With a constantly changing group of guests going in and out of the building each day, hotel security management teams have a lot of variables to worry about. After all, how do you ensure the continued safety of guests and employees when faced with constantly changing people and situations?
The unique challenges faced by hotel security management make guest safety and continued business operations top priorities: a business continuity plan is then essential for maintaining that safety. By understanding the potential threats a hotel faces, making plans to alleviate that threat, and understanding what needs to be done should disaster strike, security management teams can plan how to prevent major safety issues in their facility.
The first stage of a business continuity plan involves a careful evaluation of the potential threats facing a facility. For a hotel, many of the threats revolve around the cycling in and out of guests, who rarely have to undergo background checks or security screenings prior to entering the premises.
What will you do if one guest attempts to assault another visitor? What happens if a hotel guest attempts to access a restricted area?
Of course, potential threats to a hotel and its guests aren’t limited to human actions. Environmental hazards associated with your physical location should also be carefully evaluated as part of your business continuity planning. While a mountain resort would rarely need to worry about a potential tsunami, this could be a legitimate threat to a beachside hotel. Some environmental threats could impact almost any location, such as a power outage, earthquake or flood.
Carrying Out the Plan
By understanding the threats their facility faces, hotel security management can use business continuity planning to enact policies and procedures that will help their team react appropriately when these potentially harmful situations arise.
In many situations, a hotel may not currently have adequate measures in place to account for all of the legitimate dangers to the property. A lack of security cameras could make it easier for unauthorized individuals to gain access to staff-only areas. A poorly maintained backup power generator could leave large portions of the hotel without electricity should a severe storm knock out the power grid.

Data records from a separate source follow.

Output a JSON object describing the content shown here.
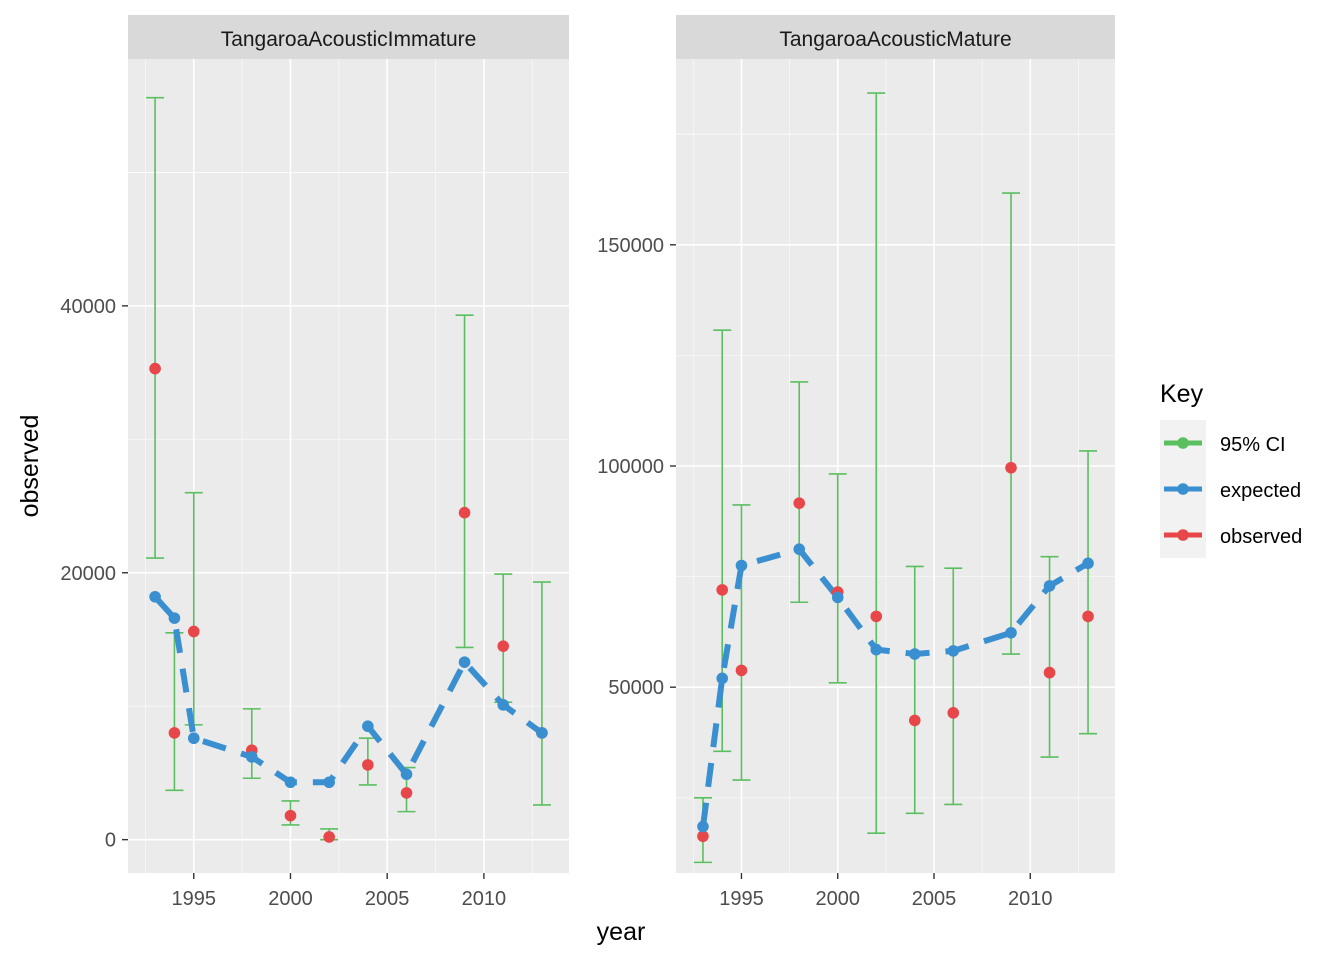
{
  "chart_data": {
    "type": "line",
    "xlabel": "year",
    "ylabel": "observed",
    "legend": {
      "title": "Key",
      "placement": "right",
      "items": [
        {
          "label": "95% CI",
          "color": "#5bbf5f"
        },
        {
          "label": "expected",
          "color": "#3a8fd1"
        },
        {
          "label": "observed",
          "color": "#e8474a"
        }
      ]
    },
    "colors": {
      "ci": "#5bbf5f",
      "expected": "#3a8fd1",
      "observed": "#e8474a",
      "panel_bg": "#ebebeb",
      "strip_bg": "#d9d9d9",
      "grid": "#ffffff"
    },
    "panels": [
      {
        "title": "TangaroaAcousticImmature",
        "xlim": [
          1991.6,
          2014.4
        ],
        "ylim": [
          -2500,
          58500
        ],
        "x_ticks": [
          1995,
          2000,
          2005,
          2010
        ],
        "y_ticks": [
          0,
          20000,
          40000
        ],
        "y_tick_labels": [
          "0",
          "20000",
          "40000"
        ],
        "expected": [
          {
            "x": 1993,
            "y": 18200
          },
          {
            "x": 1994,
            "y": 16600
          },
          {
            "x": 1995,
            "y": 7600
          },
          {
            "x": 1998,
            "y": 6200
          },
          {
            "x": 2000,
            "y": 4300
          },
          {
            "x": 2002,
            "y": 4300
          },
          {
            "x": 2004,
            "y": 8500
          },
          {
            "x": 2006,
            "y": 4900
          },
          {
            "x": 2009,
            "y": 13300
          },
          {
            "x": 2011,
            "y": 10100
          },
          {
            "x": 2013,
            "y": 8000
          }
        ],
        "observed": [
          {
            "x": 1993,
            "y": 35300,
            "lo": 21100,
            "hi": 55600
          },
          {
            "x": 1994,
            "y": 8000,
            "lo": 3700,
            "hi": 15500
          },
          {
            "x": 1995,
            "y": 15600,
            "lo": 8600,
            "hi": 26000
          },
          {
            "x": 1998,
            "y": 6700,
            "lo": 4600,
            "hi": 9800
          },
          {
            "x": 2000,
            "y": 1800,
            "lo": 1100,
            "hi": 2900
          },
          {
            "x": 2002,
            "y": 200,
            "lo": 0,
            "hi": 800
          },
          {
            "x": 2004,
            "y": 5600,
            "lo": 4100,
            "hi": 7600
          },
          {
            "x": 2006,
            "y": 3500,
            "lo": 2100,
            "hi": 5400
          },
          {
            "x": 2009,
            "y": 24500,
            "lo": 14400,
            "hi": 39300
          },
          {
            "x": 2011,
            "y": 14500,
            "lo": 10300,
            "hi": 19900
          },
          {
            "x": 2013,
            "y": 8000,
            "lo": 2600,
            "hi": 19300
          }
        ]
      },
      {
        "title": "TangaroaAcousticMature",
        "xlim": [
          1991.6,
          2014.4
        ],
        "ylim": [
          8000,
          192000
        ],
        "x_ticks": [
          1995,
          2000,
          2005,
          2010
        ],
        "y_ticks": [
          50000,
          100000,
          150000
        ],
        "y_tick_labels": [
          "50000",
          "100000",
          "150000"
        ],
        "expected": [
          {
            "x": 1993,
            "y": 18500
          },
          {
            "x": 1994,
            "y": 52000
          },
          {
            "x": 1995,
            "y": 77500
          },
          {
            "x": 1998,
            "y": 81200
          },
          {
            "x": 2000,
            "y": 70300
          },
          {
            "x": 2002,
            "y": 58500
          },
          {
            "x": 2004,
            "y": 57500
          },
          {
            "x": 2006,
            "y": 58200
          },
          {
            "x": 2009,
            "y": 62300
          },
          {
            "x": 2011,
            "y": 72900
          },
          {
            "x": 2013,
            "y": 78000
          }
        ],
        "observed": [
          {
            "x": 1993,
            "y": 16300,
            "lo": 10400,
            "hi": 25000
          },
          {
            "x": 1994,
            "y": 72000,
            "lo": 35500,
            "hi": 130700
          },
          {
            "x": 1995,
            "y": 53800,
            "lo": 29000,
            "hi": 91200
          },
          {
            "x": 1998,
            "y": 91600,
            "lo": 69200,
            "hi": 119000
          },
          {
            "x": 2000,
            "y": 71500,
            "lo": 51000,
            "hi": 98200
          },
          {
            "x": 2002,
            "y": 66000,
            "lo": 17000,
            "hi": 184300
          },
          {
            "x": 2004,
            "y": 42500,
            "lo": 21500,
            "hi": 77300
          },
          {
            "x": 2006,
            "y": 44200,
            "lo": 23500,
            "hi": 76900
          },
          {
            "x": 2009,
            "y": 99600,
            "lo": 57500,
            "hi": 161700
          },
          {
            "x": 2011,
            "y": 53300,
            "lo": 34200,
            "hi": 79500
          },
          {
            "x": 2013,
            "y": 66000,
            "lo": 39500,
            "hi": 103400
          }
        ]
      }
    ]
  }
}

To be truly successful, business continuity planning must do more than plan for how security personnel should react when a disaster occurs — it should also take steps to help mitigate potential threats. Whether the solution requires updating emergency signage or hiring additional security personnel, acting now to prevent disaster will always be much less costly than picking up the pieces after a security incident.
For a hotel, disaster mitigation procedures will directly impact both guests and staff — as such, key safety procedures (such as evacuation routes) should be clearly communicated to everyone who visits the property.
Clearly, the most important benefit of a business continuity plan is its potential for saving lives, making this an essential security practice. Even the seemingly simple act of improving the fire evacuation routes in guest rooms can reduce the potential harm of that particular threat.
Business continuity planning also protects a hotel financially. Investing in threat mitigation ensures that hotel security management will avoid damage to the facilities and other expenses that arise when a preventable disaster occurs. Taking steps to improve safety and security can also decrease your risk of being held liable after a disaster.
Finally, business continuity planning prepares your team for what comes next after something goes wrong, but most importantly helps you get your activities back and running after an incident. Planning in advance will allow the recovery process to go much more quickly. A faster recovery will allow you to re-open your hotel much sooner after an incident, further minimizing your financial losses.